The approach that the Land and Environment Court of NSW and other courts have taken in relation to the sentence imposed in comparable environmental offences is a significant sentencing consideration. When determining an appropriate penalty, many judges review a large number of prior cases involving similar environmental offences. This is another reason why obtaining expert legal advice at the earliest possible opportunity in relation to actual or threatened environmental prosecutions is so important.

Mitigating factors - guilty plea

The Land and Environment Court will generally apply a discount in penalty of 25 percent if a defendant pleads guilty at the first available opportunity (or shortly thereafter).

Mitigating factors - other

Other mitigating factors that the Court may take into account include: genuine contrition and remorse of the defendant, assistance to law enforcement authorities, any prior convictions, the good character of the defendant, extra-curial punishment (such as loss of business and reputation as a result of the conviction), even handedness, and whether the defendant is likely to reoffend.

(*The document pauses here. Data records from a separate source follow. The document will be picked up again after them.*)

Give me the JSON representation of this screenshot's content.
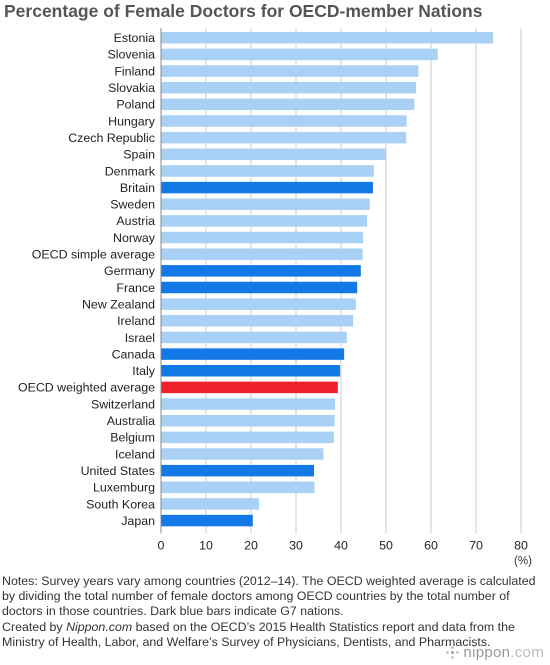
{
  "chart_data": {
    "type": "bar",
    "orientation": "horizontal",
    "title": "Percentage of Female Doctors for OECD-member Nations",
    "unit_label": "(%)",
    "xlim": [
      0,
      80
    ],
    "xticks": [
      0,
      10,
      20,
      30,
      40,
      50,
      60,
      70,
      80
    ],
    "grid": "vertical",
    "categories": [
      "Estonia",
      "Slovenia",
      "Finland",
      "Slovakia",
      "Poland",
      "Hungary",
      "Czech Republic",
      "Spain",
      "Denmark",
      "Britain",
      "Sweden",
      "Austria",
      "Norway",
      "OECD simple average",
      "Germany",
      "France",
      "New Zealand",
      "Ireland",
      "Israel",
      "Canada",
      "Italy",
      "OECD weighted average",
      "Switzerland",
      "Australia",
      "Belgium",
      "Iceland",
      "United States",
      "Luxemburg",
      "South Korea",
      "Japan"
    ],
    "values": [
      73.8,
      61.5,
      57.2,
      56.7,
      56.3,
      54.6,
      54.5,
      50.0,
      47.3,
      47.1,
      46.4,
      45.8,
      44.9,
      44.8,
      44.4,
      43.6,
      43.3,
      42.7,
      41.3,
      40.7,
      39.8,
      39.3,
      38.7,
      38.6,
      38.4,
      36.1,
      34.0,
      34.1,
      21.8,
      20.4
    ],
    "groups": [
      "other",
      "other",
      "other",
      "other",
      "other",
      "other",
      "other",
      "other",
      "other",
      "g7",
      "other",
      "other",
      "other",
      "other",
      "g7",
      "g7",
      "other",
      "other",
      "other",
      "g7",
      "g7",
      "weighted",
      "other",
      "other",
      "other",
      "other",
      "g7",
      "other",
      "other",
      "g7"
    ],
    "colors": {
      "other": "#a8d1f5",
      "g7": "#1379e6",
      "weighted": "#f0202a",
      "grid": "#cccccc",
      "axis": "#888888"
    }
  },
  "notes": {
    "text": "Notes: Survey years vary among countries (2012–14). The OECD weighted average is calculated by dividing the total number of female doctors among OECD countries by the total number of doctors in those countries. Dark blue bars indicate G7 nations.",
    "credit_prefix": "Created by ",
    "credit_site": "Nippon.com",
    "credit_rest": " based on the OECD’s 2015 Health Statistics report and data from the Ministry of Health, Labor, and Welfare’s Survey of Physicians, Dentists, and Pharmacists."
  },
  "logo": {
    "name": "nippon",
    "suffix": ".com",
    "icon": "nippon-logo-icon"
  }
}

Sentencing considerations under specific Acts

National Parks and Wildlife Act 1974

Since the commencement of the National Parks and Wildlife Amendment Act 2010 on 2 July 2010, the specific sentencing considerations under the National Parks and Wildlife Act 1974, as contained in section 194, are as follows:

  • the extent of the harm caused or likely to be caused by the commission of the offence,
  • the significance of the reserved land, Aboriginal object or place, threatened species or endangered species, population or ecological community (if any) that was harmed, or likely to be harmed, by the commission of the offence,
  • the practical measures that may be taken to prevent, control, abate or mitigate that harm,
  • the extent to which the person who committed the offence could reasonably have foreseen the harm caused or likely to be caused by the commission of the offence,
  • the extent to which the person who committed the offence had control over the causes that gave rise to the offence,
  • in relation to an offence concerning an Aboriginal object or place or an Aboriginal area - the views of Aboriginal persons who have an association with the object, place or area concerned,
  • whether, in committing the offence, the person was complying with an order or direction from an employer or supervising employee,
  • whether the offence was committed for commercial gain

In addition to the above, the court can also consider any other matters that it considers relevant.

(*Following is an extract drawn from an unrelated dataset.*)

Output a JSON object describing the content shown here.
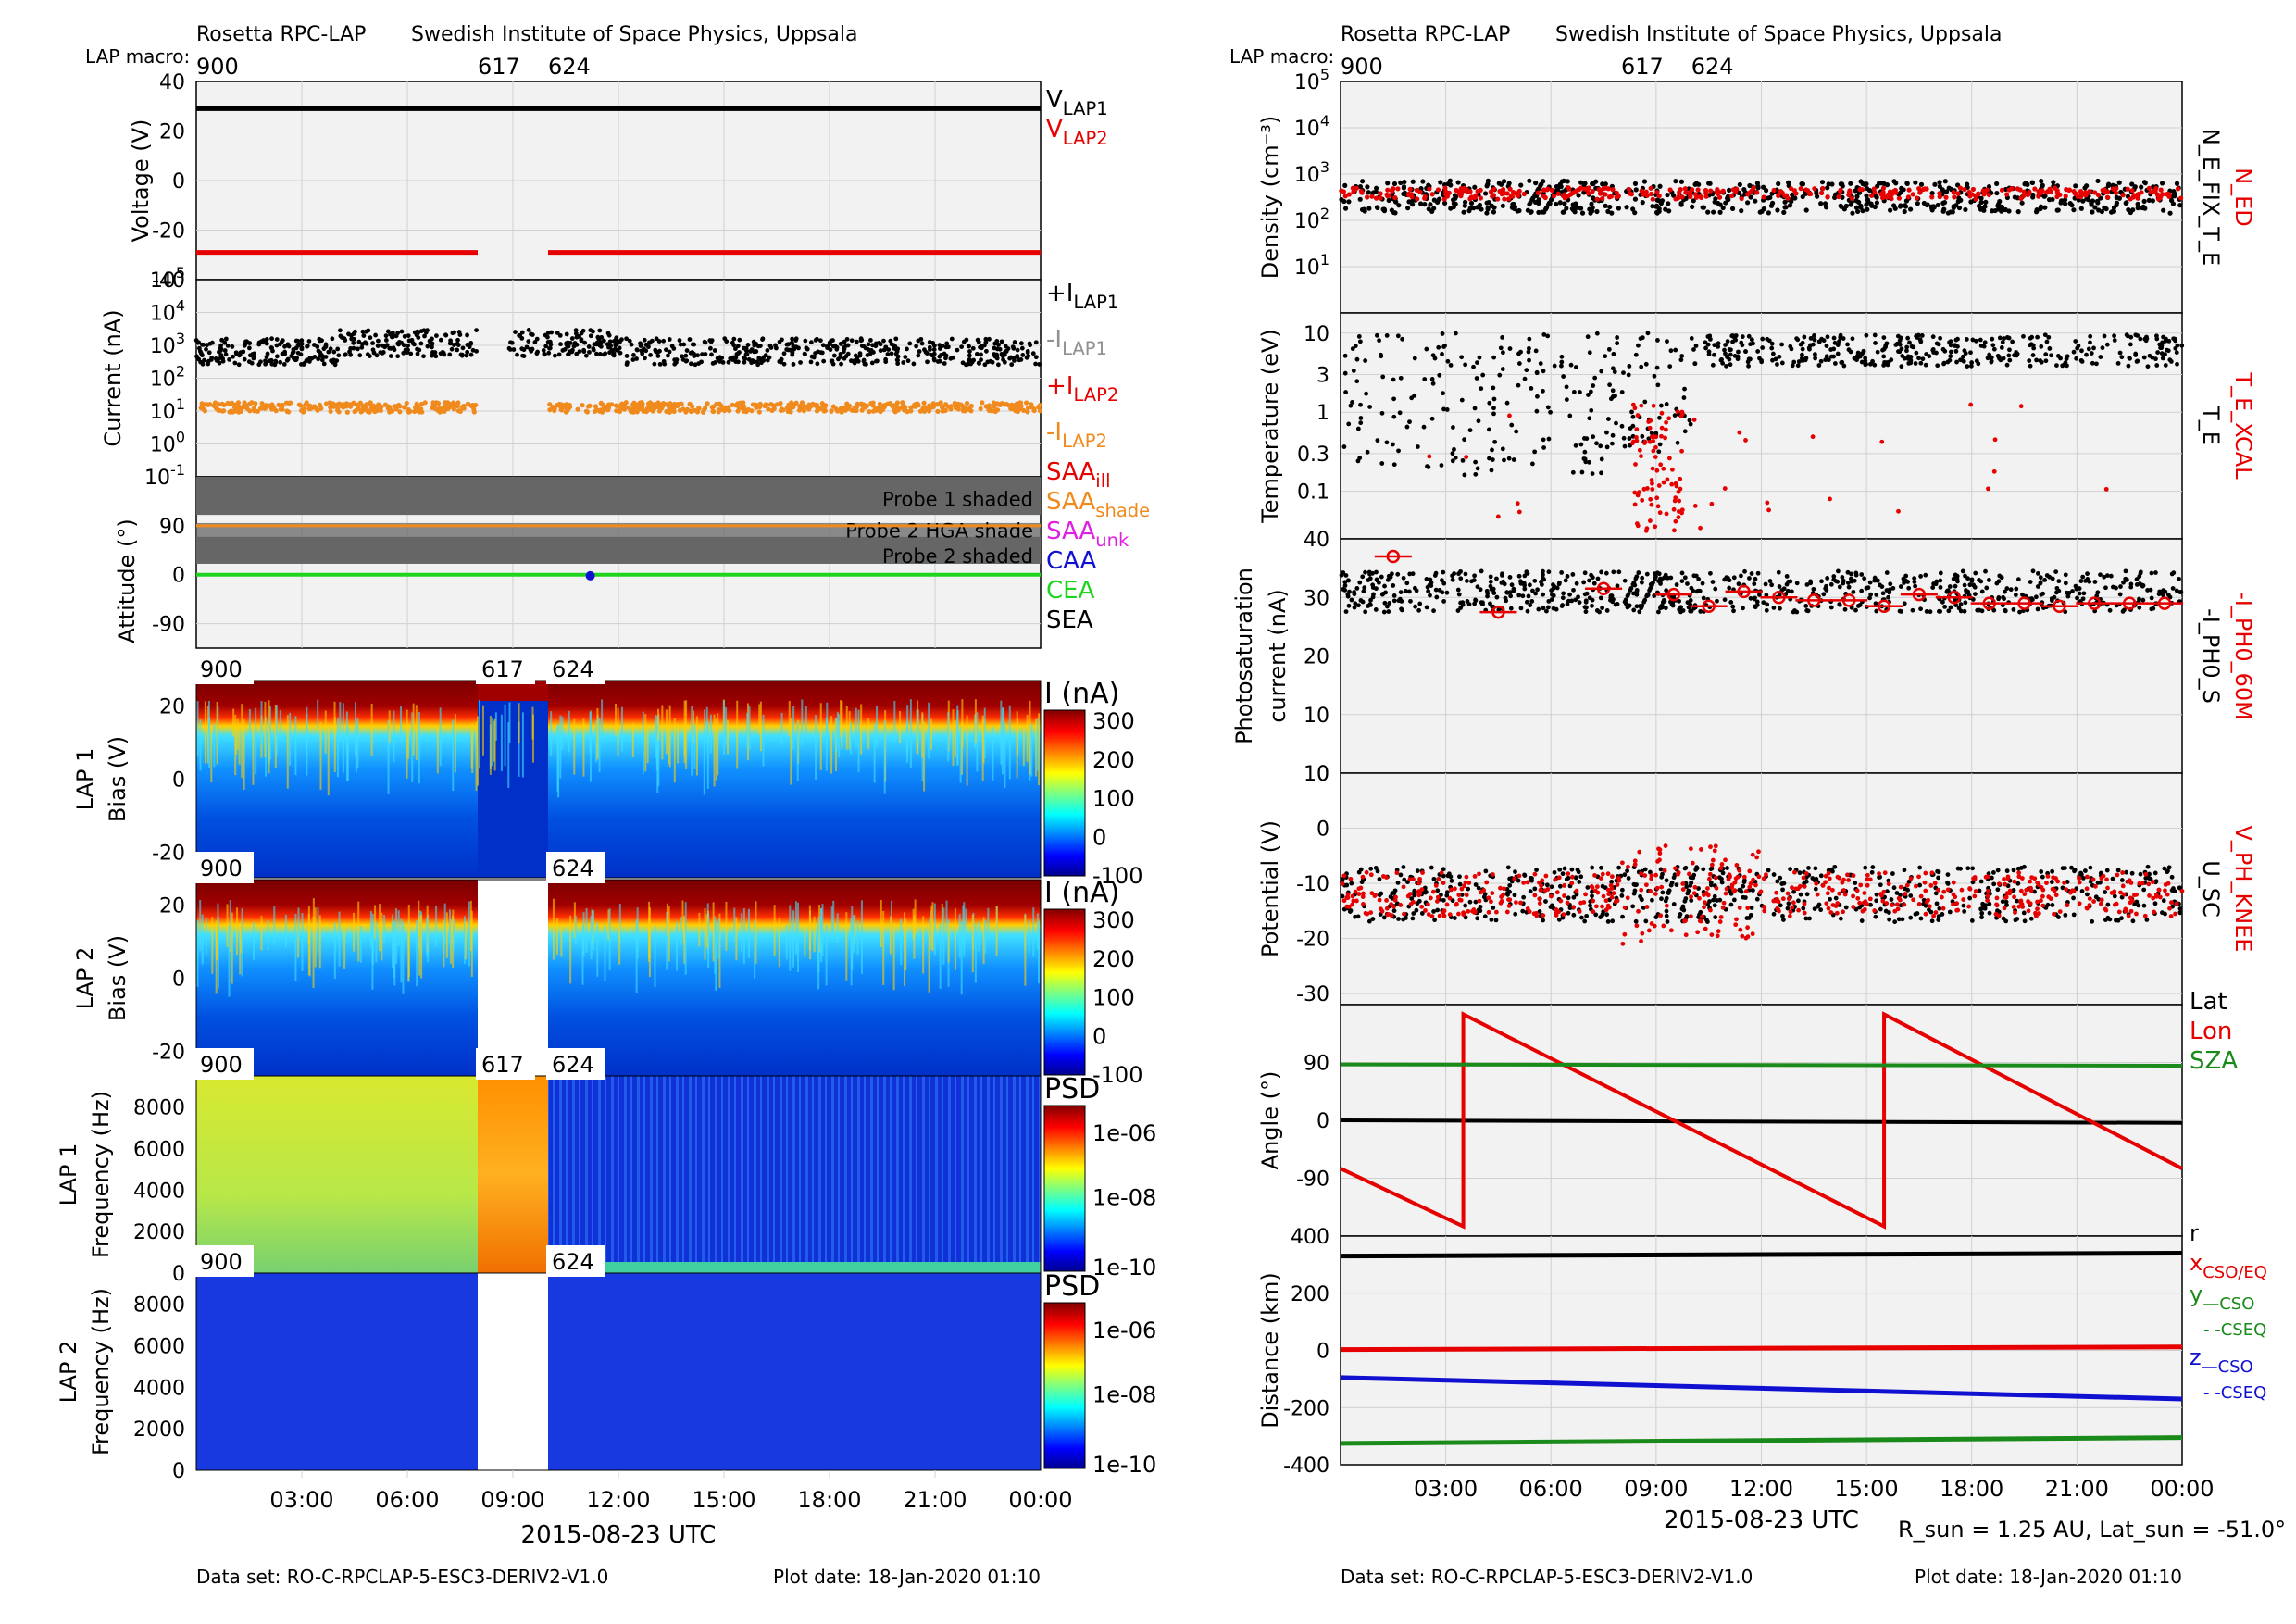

Protection of the Environment Operations Act 1997

The POEO Act sets out the following sentencing considerations (section 241):

  • the extent of the harm caused or likely to be caused to the environment by the commission of the offence,
  • the practical measures that may be taken to prevent, control, abate or mitigate that harm,
  • the extent to which the person who committed the offence could reasonably have foreseen the harm caused or likely to be caused to the environment by the commission of the offence,
  • the extent to which the person who committed the offence had control over the causes that gave rise to the offence,
  • whether, in committing the offence, the person was complying with orders from an employer or supervising employee.

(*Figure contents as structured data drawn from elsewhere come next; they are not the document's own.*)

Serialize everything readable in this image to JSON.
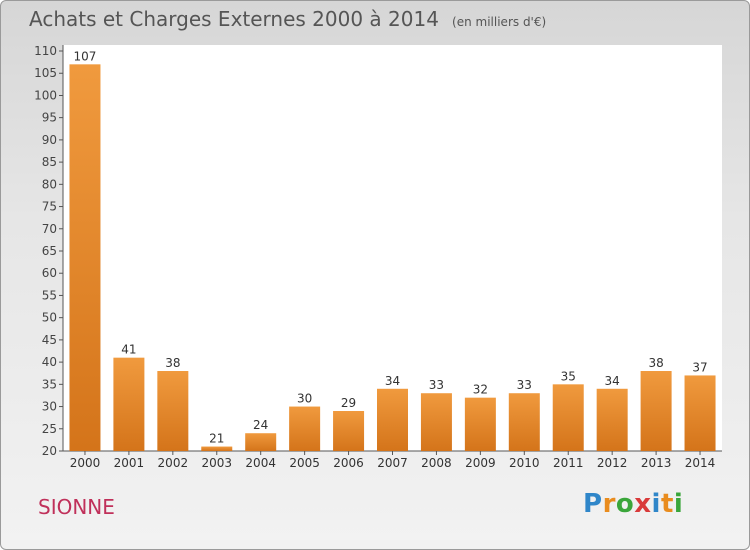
{
  "title": "Achats et Charges Externes 2000 à 2014",
  "subtitle": "(en milliers d'€)",
  "place_label": "SIONNE",
  "logo": {
    "letters": [
      "P",
      "r",
      "o",
      "x",
      "i",
      "t",
      "i"
    ],
    "colors": [
      "#2f86c9",
      "#e98c1e",
      "#3aa63a",
      "#d93a3a",
      "#2f86c9",
      "#e98c1e",
      "#3aa63a"
    ]
  },
  "colors": {
    "bar": "#f09a3e",
    "bar_dark": "#d4741a",
    "title": "#555555",
    "place": "#c0305a"
  },
  "chart_data": {
    "type": "bar",
    "categories": [
      "2000",
      "2001",
      "2002",
      "2003",
      "2004",
      "2005",
      "2006",
      "2007",
      "2008",
      "2009",
      "2010",
      "2011",
      "2012",
      "2013",
      "2014"
    ],
    "values": [
      107,
      41,
      38,
      21,
      24,
      30,
      29,
      34,
      33,
      32,
      33,
      35,
      34,
      38,
      37
    ],
    "ylim": [
      20,
      110
    ],
    "yticks": [
      20,
      25,
      30,
      35,
      40,
      45,
      50,
      55,
      60,
      65,
      70,
      75,
      80,
      85,
      90,
      95,
      100,
      105,
      110
    ],
    "grid": false,
    "data_labels": true
  }
}
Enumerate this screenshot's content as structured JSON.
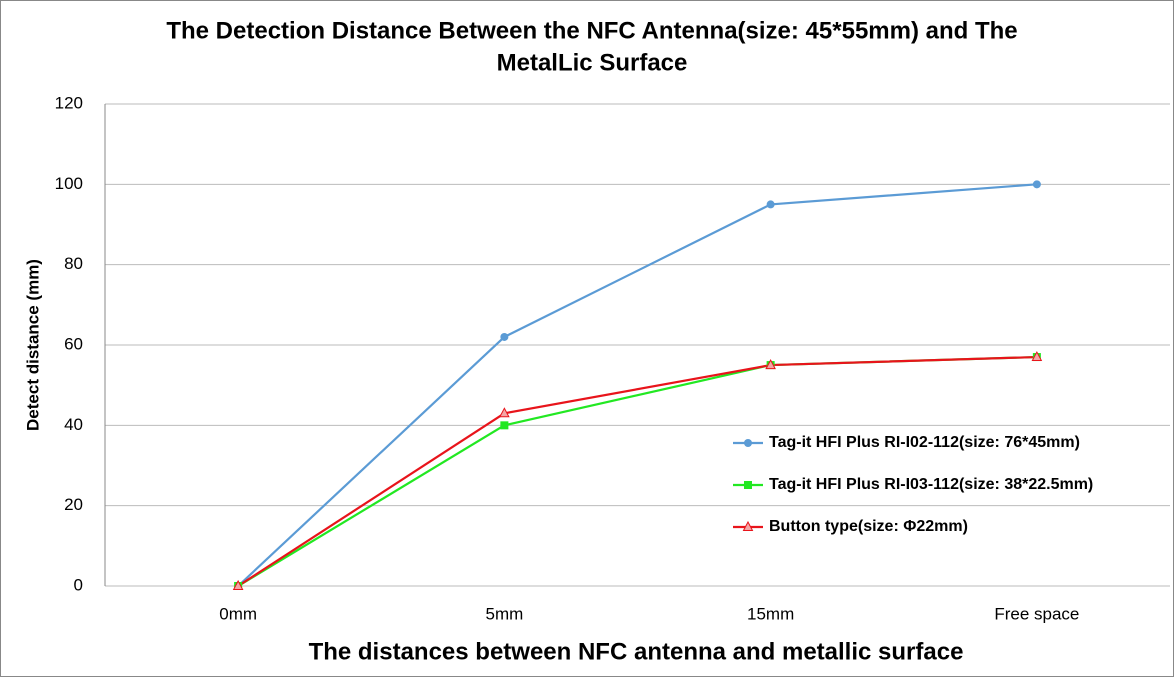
{
  "chart_data": {
    "type": "line",
    "title": [
      "The Detection Distance Between the NFC Antenna(size: 45*55mm) and The",
      "MetalLic Surface"
    ],
    "x_label": "The distances between NFC antenna and metallic surface",
    "y_label": "Detect distance (mm)",
    "categories": [
      "0mm",
      "5mm",
      "15mm",
      "Free space"
    ],
    "series": [
      {
        "name": "Tag-it HFI Plus RI-I02-112(size: 76*45mm)",
        "color": "#5b9bd5",
        "marker": "circle",
        "values": [
          0,
          62,
          95,
          100
        ]
      },
      {
        "name": "Tag-it HFI Plus RI-I03-112(size: 38*22.5mm)",
        "color": "#22e822",
        "marker": "square",
        "values": [
          0,
          40,
          55,
          57
        ]
      },
      {
        "name": "Button type(size: Φ22mm)",
        "color": "#e8141b",
        "marker": "triangle",
        "values": [
          0,
          43,
          55,
          57
        ]
      }
    ],
    "ylim": [
      0,
      120
    ],
    "yticks": [
      0,
      20,
      40,
      60,
      80,
      100,
      120
    ],
    "grid": true,
    "legend": "lower right"
  }
}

In addition to the above, the Court can also consider any other matters that it considers relevant.

A recent POEO case:

In a recent Land and Environment decision of Environment Protection Authority v Ramsey Food Processing Pty Ltd [2010] NSWLEC 23 the defendant pled guilty at the earliest possible opportunity.

The judge ordered the defendant to pay the prosecutor's costs of the proceedings, which the prosecutor estimates will exceed $200,000. That is unsurprising given the extraordinary length of the sentencing hearing. The prosecutor has also incurred investigation costs in the sum of $13,477.82, which the judge ordered the defendant to pay pursuant to s 248 of the POEO Act.

The defendant submitted that his liability for a large costs order should be taken into consideration with a commensurate reduction in the amount of the fine to be imposed. The judge did not accept the submission.